If you are the one who has started the ensemble or has been involved from the start, there is much of yourself in every decision. It can be difficult to relinquish control. However, the point of a community band is to bring together people from the community. Therefore, getting input from the members is important! If members are paying dues or fees in order to support the band, they will likely want to be able to have their opinions heard. Not everyone will speak up in the same way or agree at each turn. That is not a bad thing, as long as abject arguing is not tolerated. It is also important to be able to delegate tasks to others in order to lighten the load. There is much to do when involved in leadership, so do not be afraid to let others contribute in ways that they are able.
Listen With Open Ears
If there is a disagreement on the specific way a piece is being played, listen with open ears. There will be times when you make a choice that doesn’t make sense to the members. This is ok! Try your best to explain your choices so that everyone is on the same page.
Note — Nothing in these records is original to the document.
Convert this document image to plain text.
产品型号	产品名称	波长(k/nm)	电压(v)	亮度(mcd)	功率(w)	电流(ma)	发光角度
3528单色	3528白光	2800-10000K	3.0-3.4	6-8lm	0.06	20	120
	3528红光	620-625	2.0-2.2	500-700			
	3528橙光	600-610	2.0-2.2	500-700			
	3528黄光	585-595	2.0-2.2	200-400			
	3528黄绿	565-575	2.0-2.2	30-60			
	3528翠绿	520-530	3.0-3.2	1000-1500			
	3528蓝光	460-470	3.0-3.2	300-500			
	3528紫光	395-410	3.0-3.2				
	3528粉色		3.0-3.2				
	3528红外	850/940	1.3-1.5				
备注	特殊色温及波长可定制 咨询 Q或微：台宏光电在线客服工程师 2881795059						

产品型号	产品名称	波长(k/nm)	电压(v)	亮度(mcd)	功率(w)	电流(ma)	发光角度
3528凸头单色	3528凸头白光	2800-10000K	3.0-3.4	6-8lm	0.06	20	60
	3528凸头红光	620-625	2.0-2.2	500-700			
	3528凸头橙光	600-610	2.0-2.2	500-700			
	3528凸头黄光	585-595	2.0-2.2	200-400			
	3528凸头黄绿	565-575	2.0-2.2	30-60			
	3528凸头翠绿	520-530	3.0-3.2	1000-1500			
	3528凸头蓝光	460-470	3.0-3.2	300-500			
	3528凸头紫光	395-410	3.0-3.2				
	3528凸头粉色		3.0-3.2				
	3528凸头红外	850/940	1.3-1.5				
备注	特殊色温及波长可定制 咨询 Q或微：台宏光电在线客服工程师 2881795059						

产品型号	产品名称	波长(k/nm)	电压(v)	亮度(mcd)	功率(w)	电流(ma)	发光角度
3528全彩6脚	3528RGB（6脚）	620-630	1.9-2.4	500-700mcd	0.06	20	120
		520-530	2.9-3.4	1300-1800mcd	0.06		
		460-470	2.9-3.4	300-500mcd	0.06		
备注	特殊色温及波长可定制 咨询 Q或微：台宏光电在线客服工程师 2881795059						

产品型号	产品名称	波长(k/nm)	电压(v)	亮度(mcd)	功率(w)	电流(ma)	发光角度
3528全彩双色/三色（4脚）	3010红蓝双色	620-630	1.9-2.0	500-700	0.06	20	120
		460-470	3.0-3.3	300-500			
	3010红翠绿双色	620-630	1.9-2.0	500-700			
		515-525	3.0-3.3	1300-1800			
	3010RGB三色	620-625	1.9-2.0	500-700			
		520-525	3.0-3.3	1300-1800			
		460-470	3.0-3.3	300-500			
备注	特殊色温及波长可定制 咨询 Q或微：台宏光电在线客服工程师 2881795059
Explaining yourself or listening to concerns does not change the fact that you are in charge of bringing to life the vision that you have for the piece that you are directing. Making conscious choices will help you to have confidence in your ideas, which may help make it easier to explain to others what you would like to hear. Do not feel as though you need to implement every change that a member mentions because this could cause confusion.
Remember to Have Fun!
At the end of the day, the most important piece of advice available is to treat people with respect and listen with empathy. Your room is filled with people who have been in at least one other ensemble and have valid opinions of what a group should look like. Being in a leadership position does not give anyone the right to put others down for the sake of appearing powerful. If the environment is positive, players will thrive and begin to create magic together!